For a few moments they both puffed silently on their pipes.

"Almost--inconceivable," said Langdon then. "And yet it's true. And it isn't a freak of nature, Bruce--it's simply a result of Nature's far-sightedness. If the cubs were as large comparatively as a house-cat's kittens the mother-bear could not sustain them during those weeks when she eats and drinks nothing herself. There seems to be just one flaw in this scheme: an ordinary black bear is only about half as large as a grizzly, yet a black bear cub when born is much larger than a grizzly cub. Now why the devil that should be--"

Bruce interrupted his friend with a good-natured laugh.

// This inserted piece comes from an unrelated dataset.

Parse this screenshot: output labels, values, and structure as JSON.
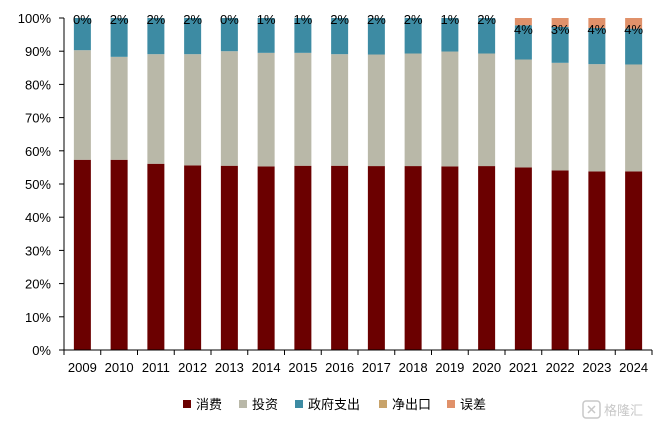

"That's easy--easy, Jimmy!" he exclaimed. "Do you remember last year when we picked strawberries in the valley an' threw s...o...b..a.l.l.s two hours later up on the mountain? Higher you climb the colder it gets, don't it? Right now--first day of July--you'd half freeze up on some of those peaks! A grizzly dens high, Jimmy, and a black bear dens low. When the snow is four feet deep up where the grizzly dens, the black bear can still feed in the deep valleys an' thick timber. He goes to bed mebby a week or two weeks later than the grizzly, an' he gets up in the spring a week or two weeks earlier; he's fatter when he dens up an' he ain't so poor when he comes out--an' so the mother's got more strength to give to her cubs. It looks that way to me."

"You've hit the nail on the head as sure as you're a year old!" cried Langdon enthusiastically. "Bruce, I never thought of that!"

"There's a good many things you don't think about until you run across 'em," said the mountaineer. "It's what you said a while ago--such things are what makes huntin' a fine sport when you've learned huntin' ain't always killin'--but lettin' live. One day I lay seven hours on a mountain-top watchin' a band o' sheep at play, an' I had more fun than if I'd killed the whole bunch."

Bruce rose to his feet and stretched himself, an after-supper operation that always preceded his announcement that he was going to turn in.

"Fine day to-morrow," he said, yawning. "Look how white the snow is on the peaks."

"Bruce--"

"What?"

"How heavy is this bear we're after?"

"Twelve hundred pounds--mebby a little more. I didn't have the pleasure of lookin' at him so close as you did, Jimmy. If I had we'd been dryin' his skin now!"

"And he's in his prime?"

"Between eight and twelve years old, I'd say, by the way he went up the slope. An old bear don't roll so easy."

"You've run across some pretty old bears, Bruce?"

"So old some of 'em needed crutches," said Bruce, unlacing his boots. "I've shot bears so old they'd lost their teeth."

"How old?"

"Thirty--thirty-five--mebby forty years. Good-night, Jimmy!"